Bertrand Russell London, England
Mr. Carr: You think there are simple facts that are not complex. Are complexes all composed of simples? Are not the simples that go into complexes themselves complex?
Mr. Russell: No facts are simple. As to your second question, that is, of course, a question that might be argued – whether when a thing is complex it is necessary that it should in analysis have constituents that are simple. I think it is perfectly possible to suppose that complex things are capable of analysis ad infinitum, and that you never reach the simple. I do not think it is true, but it is a thing that one might argue, certainly. I do myself think that complexes – I do not like to talk of complexes – but that facts are composed of simples, but I admit that that is a difficult argument, and it might be that analysis could go on forever.
Mr. Carr: You do not mean that in calling the thing complex, you have asserted that there really are simples?
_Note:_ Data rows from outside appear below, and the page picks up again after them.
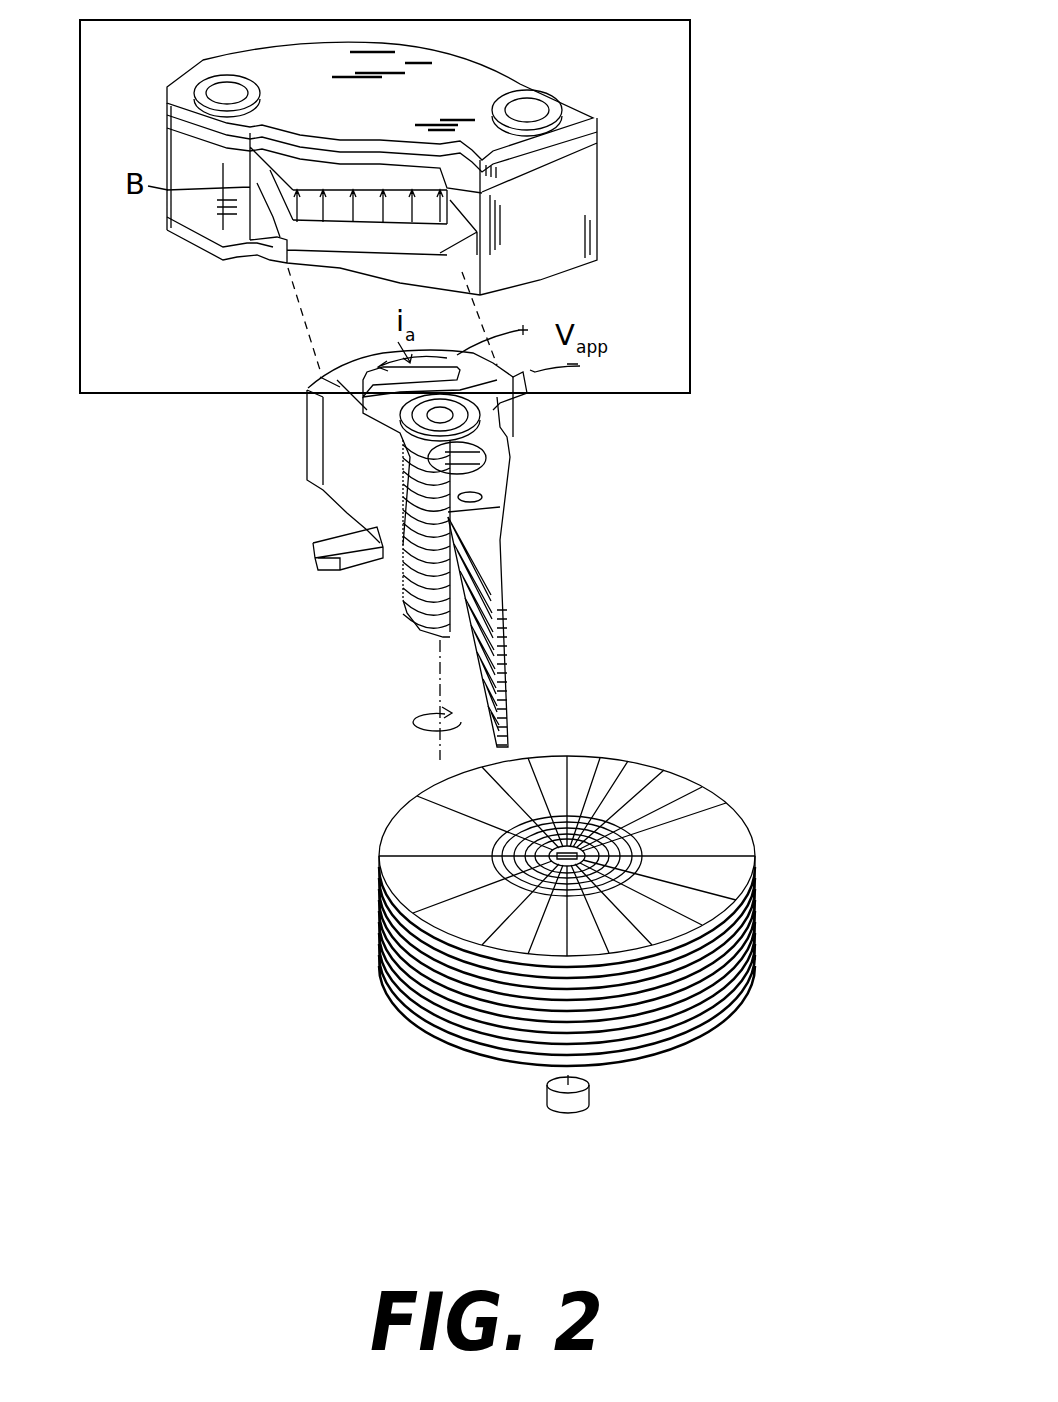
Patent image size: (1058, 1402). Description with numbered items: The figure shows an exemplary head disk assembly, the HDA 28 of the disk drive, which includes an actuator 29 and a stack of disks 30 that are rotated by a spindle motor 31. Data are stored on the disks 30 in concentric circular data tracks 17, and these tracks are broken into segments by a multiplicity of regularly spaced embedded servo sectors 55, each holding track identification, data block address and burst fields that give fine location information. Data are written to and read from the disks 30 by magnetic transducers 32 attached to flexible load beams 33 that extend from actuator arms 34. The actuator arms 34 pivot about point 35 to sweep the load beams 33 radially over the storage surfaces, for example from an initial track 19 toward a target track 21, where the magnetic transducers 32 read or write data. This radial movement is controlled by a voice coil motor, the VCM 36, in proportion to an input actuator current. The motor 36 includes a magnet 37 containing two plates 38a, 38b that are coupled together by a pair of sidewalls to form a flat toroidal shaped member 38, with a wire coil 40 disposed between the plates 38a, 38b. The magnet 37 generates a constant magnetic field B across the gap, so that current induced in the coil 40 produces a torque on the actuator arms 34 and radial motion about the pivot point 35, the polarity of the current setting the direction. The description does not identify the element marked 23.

The data tracks 17 is at (590, 812).
The initial track 19 is at (640, 827).
The target track 21 is at (647, 860).
The track 23 is at (603, 817).
The head disk assembly 28 is at (667, 491).
The actuator 29 is at (152, 483).
The disks 30 is at (660, 1058).
The spindle motor 31 is at (548, 1094).
The magnetic transducers 32 is at (500, 610).
The flexible load beams 33 is at (500, 550).
The actuator arms 34 is at (500, 468).
The pivot point 35 is at (480, 410).
The voice coil motor 36 is at (690, 188).
The magnet 37 is at (490, 50).
The flat toroidal shaped member 38 is at (583, 193).
The plate 38a is at (340, 165).
The plate 38b is at (333, 242).
The wire coil 40 is at (345, 360).
The servo sectors 55 is at (398, 865).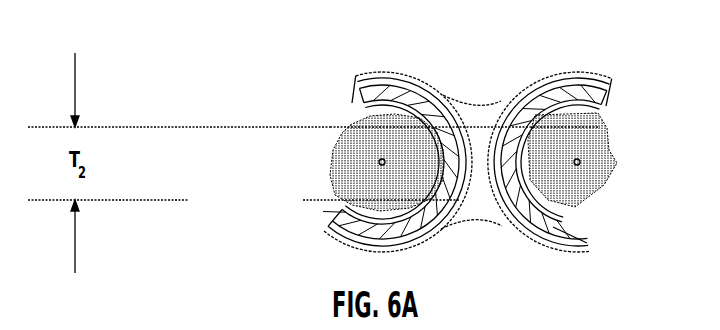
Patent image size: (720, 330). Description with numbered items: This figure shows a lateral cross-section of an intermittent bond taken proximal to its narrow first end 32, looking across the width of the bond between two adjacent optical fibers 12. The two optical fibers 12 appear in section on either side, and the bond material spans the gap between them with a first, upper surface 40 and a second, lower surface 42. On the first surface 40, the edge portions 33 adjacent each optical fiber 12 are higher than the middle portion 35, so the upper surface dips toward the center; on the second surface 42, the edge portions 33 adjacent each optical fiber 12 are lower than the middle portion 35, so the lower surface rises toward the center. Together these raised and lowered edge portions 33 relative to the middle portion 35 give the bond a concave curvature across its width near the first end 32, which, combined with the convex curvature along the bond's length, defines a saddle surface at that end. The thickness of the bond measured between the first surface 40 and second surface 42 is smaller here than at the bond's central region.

Mr. Russell: No, I do not think that is necessarily implied.
Mr. Neville: I do not feel clear that the proposition “This is white” is in any case a simpler proposition than the proposition “This and that have the same color.”
Mr. Russell: That is one of the things I have not had time for. It may be the same as the proposition “This and that have the same color.” It may be that white is defined as the color of “this,” or rather that the proposition “This is white” means “This is identical in color with that,” the color of “that” being, so to speak, the definition of white. That may be, but there is no special reason to think that it is.
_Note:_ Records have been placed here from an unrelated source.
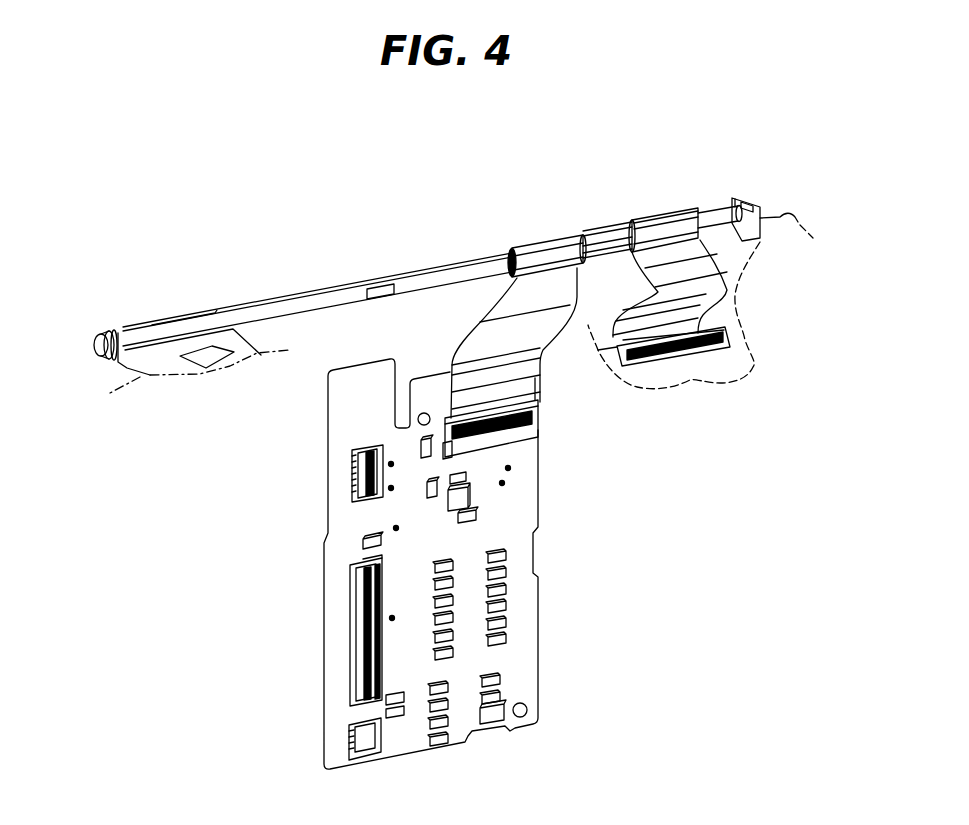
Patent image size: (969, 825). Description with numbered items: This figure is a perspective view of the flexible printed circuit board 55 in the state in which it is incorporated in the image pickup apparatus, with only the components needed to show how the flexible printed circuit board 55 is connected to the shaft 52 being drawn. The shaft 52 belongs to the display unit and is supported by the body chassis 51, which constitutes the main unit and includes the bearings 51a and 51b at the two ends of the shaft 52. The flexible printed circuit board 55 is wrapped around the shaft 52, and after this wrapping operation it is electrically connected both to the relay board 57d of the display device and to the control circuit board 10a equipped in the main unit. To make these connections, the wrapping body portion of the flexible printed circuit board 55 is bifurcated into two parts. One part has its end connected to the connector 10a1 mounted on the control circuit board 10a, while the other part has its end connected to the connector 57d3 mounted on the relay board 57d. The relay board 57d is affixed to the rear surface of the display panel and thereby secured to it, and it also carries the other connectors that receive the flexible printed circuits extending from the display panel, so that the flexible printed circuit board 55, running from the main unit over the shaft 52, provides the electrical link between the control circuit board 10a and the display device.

The control circuit board 10a is at (692, 368).
The connector 10a1 is at (727, 330).
The body chassis 51 is at (164, 360).
The bearing 51a is at (735, 196).
The bearing 51b is at (108, 327).
The shaft 52 is at (423, 277).
The flexible printed circuit board 55 is at (553, 246).
The relay board 57d is at (523, 581).
The connector 57d3 is at (540, 429).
Mr. Neville: Are there any monadic relations which would be better examples?
Mr. Russell: I think not. It is perfectly obvious a priori that you can get rid of all monadic relations by that trick. One of the things I was going to say if I had had time was that you can get rid of dyadic and reduce to triadic, and so on. But there is no particular reason to suppose that that is the way the world begins, that it begins with relations of order n instead of relations of order 1. You cannot reduce them downward, but you can reduce them upward.
Question: If the proper name of a thing, a “this,” varies from instant to instant, how is it possible to make any argument?
Mr. Russell: You can keep “this” going for about a minute or two. I made that dot and talked about it for some little time. I mean it varies often. If you argue quickly, you can get some little way before it is finished. I think things last for a finite time, a matter of some seconds or minutes or what ever it may happen to be.
Question: You do not think that air is acting on that and changing it?
Mr. Russell: It does not matter about that if it does not alter its appearance enough for you to have a different sense-datum.